Policies have recently been enacted that are proving beneficial to agricultural producers by increasing the demand for ethanol and other renewable fuels. Enactment of the Renewable Fuels Standard in the 2005 Energy Policy Act has boosted the demand for renewable fuels from biomass, such as ethanol from corn and other agricultural crops. In much the same way that these policies or incentives can help drive production of renewable fuels, and thus the demand for agricultural crops, a national policy or regulation that establishes a mandatory limit on greenhouse gas emissions can further drive demand for agricultural products. A nationwide cap on U.S. GHG emissions will provide certainty and predictability to businesses, including agriculture, of the value of carbon well into the future. This market certainty will encourage investments by producers in biofuel feedstocks, methane digesters, and no-till equipment, since such practices will be rewarded by the new carbon credit market.

Markets for soil carbon credits are in the very early stages of development in the U.S., hampered mostly by the lack of a market signal or a mandatory nationwide cap on GHG emissions. In the absence of such a signal, various instruments for reducing GHG emissions have emerged, including voluntary markets, regional and state mandatory reduction programs, and voluntary, private agreements between buyers and sellers of carbon reduction credits. The uncertainty regarding future federal legislative approaches to deal with the problem of climate change has created multiple and diverse approaches. The patchwork of approaches has many businesses worried about the need to comply with varied regulations in different states or regions, and about whether emissions reduction activities undertaken now will be recognized or rewarded in future federal policies. A nationwide mandatory cap should build on the successes of these efforts, and help establish a single, consistent approach to reducing greenhouse gas emissions.

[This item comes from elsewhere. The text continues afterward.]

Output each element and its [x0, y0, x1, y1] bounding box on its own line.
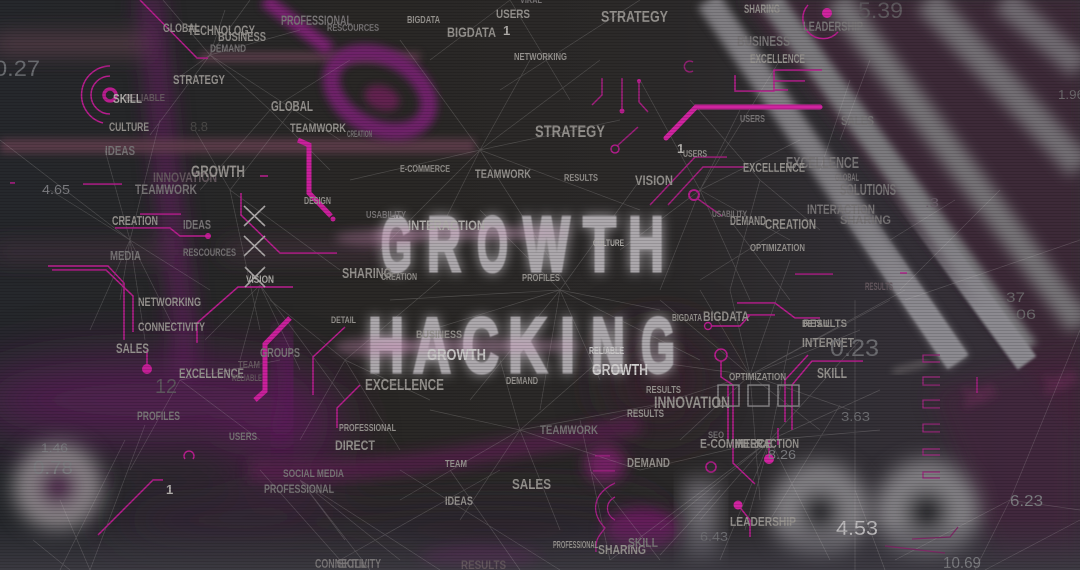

Specific policies to reward agriculture for emissions reductions must be included in any federal legislation or regulations to address global climate change. The European Union, in setting up its rules for crediting emissions reductions activities under its mandatory climate change program, excluded agricultural and forestry emissions reductions from receiving credit. The U.S. should not repeat this mistake, and should instead award top value for agriculture’s highly-beneficial “charismatic carbon credits.”